Here is some advice and material on the stage 1 OSCE exams:
1. Clinical examinations
Here is a list of 13 protocols for clinical examinations: Abdominal, cardiovascular, respiratory, upper and lower peripheral neurological examination, arterial, venous and varicose vein peripheral vascular examination, GALS (gait-arms-legs-spine), groin, thyroid/neck and breast examinations.
In this section, you can find some example marking sheets. The first few pages stem from the Cambridge Graduate Course Society website, which is sadly no longer online today.
2. Practical Skills
Here are a few protocols for OSCE practical skills stations relating to catheterisation, urinalysis, using inhalers/nebulisers, 12-lead ECG and suturing.
Most protocols available in the course handbook are comprehensive, but for the more elaborate procedures, I've prepared more detailed protocols:
3. Communication skills
Clinical communication skills almost has the status of a religion in Cambridge. To survive, take it with a pinch of salt, play along and keep calm. I started working with the official course book, but did not get anything out of it that wasn’t already in the information packages we were given. Perhaps it’s wiser to work with the teaching edition of the book, because it contains some marking grids for exams. I also found this link very useful that a friend of mine discovered.

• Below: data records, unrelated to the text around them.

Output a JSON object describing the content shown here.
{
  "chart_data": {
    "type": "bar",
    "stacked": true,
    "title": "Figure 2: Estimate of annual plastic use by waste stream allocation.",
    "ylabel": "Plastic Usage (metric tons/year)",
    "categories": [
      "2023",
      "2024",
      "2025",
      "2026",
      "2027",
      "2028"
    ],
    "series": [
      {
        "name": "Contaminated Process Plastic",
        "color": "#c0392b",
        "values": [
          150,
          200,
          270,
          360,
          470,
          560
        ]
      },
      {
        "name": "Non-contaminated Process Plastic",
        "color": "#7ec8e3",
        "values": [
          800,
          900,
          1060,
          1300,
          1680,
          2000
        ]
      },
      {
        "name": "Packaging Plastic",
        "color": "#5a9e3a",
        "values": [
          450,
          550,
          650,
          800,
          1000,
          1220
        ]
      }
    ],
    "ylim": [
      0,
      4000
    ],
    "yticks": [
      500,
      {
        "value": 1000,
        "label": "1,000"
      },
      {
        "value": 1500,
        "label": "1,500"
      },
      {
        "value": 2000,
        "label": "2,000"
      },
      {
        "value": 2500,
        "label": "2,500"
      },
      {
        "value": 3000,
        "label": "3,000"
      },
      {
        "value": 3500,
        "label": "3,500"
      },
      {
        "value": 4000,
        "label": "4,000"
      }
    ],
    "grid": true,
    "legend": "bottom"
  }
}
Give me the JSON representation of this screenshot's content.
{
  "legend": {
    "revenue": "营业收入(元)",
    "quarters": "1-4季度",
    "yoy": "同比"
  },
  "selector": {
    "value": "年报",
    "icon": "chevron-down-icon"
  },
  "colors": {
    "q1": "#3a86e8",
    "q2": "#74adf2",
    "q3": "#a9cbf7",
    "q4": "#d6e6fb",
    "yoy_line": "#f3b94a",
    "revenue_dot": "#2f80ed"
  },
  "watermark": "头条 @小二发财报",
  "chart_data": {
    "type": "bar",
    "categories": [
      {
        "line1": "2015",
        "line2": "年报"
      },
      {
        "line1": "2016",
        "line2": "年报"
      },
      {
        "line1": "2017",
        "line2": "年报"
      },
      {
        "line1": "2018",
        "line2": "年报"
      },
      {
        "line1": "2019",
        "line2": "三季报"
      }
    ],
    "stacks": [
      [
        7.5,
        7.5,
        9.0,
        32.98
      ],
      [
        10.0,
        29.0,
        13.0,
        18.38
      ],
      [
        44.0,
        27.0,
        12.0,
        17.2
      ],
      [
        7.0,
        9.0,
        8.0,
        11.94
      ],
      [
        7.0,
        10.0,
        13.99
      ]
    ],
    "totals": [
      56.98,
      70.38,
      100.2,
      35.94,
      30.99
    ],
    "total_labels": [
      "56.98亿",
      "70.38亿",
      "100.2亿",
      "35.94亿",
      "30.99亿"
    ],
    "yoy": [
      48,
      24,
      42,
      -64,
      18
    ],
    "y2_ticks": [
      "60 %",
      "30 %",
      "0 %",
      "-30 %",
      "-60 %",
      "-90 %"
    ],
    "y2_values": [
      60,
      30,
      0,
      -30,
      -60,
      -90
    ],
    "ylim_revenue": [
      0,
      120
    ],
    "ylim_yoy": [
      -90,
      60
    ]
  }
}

4. What came up in our stage 1 OSCE exam
Examination stations: Abdo (kidney transplant), cardio (mitral regurge) , resp (?), peripheral neuro (Charcot-Marie-Tooth disease), peripheral vascular arterial, GALS.
Practical skills stations: Handwashing, blood pressure, removal of sutures, swabbing, inhaler technique, urinalysis, 12-lead ECG, OBS, female catheterisation, BMI
Communication skills stations: History of lady with GI symptoms waiting to see a surgeon in the outpatient clinic, history of a gentleman waiting in A&E with shortness of breath, dealing with a distressed patient in hospital for a knee replacement who is worried about his wife at home who suffers from Alzheimer’s, breaking bad news to a patient about a below the knee amputation, discharge summary for an elderly patient hospitalised after a fall.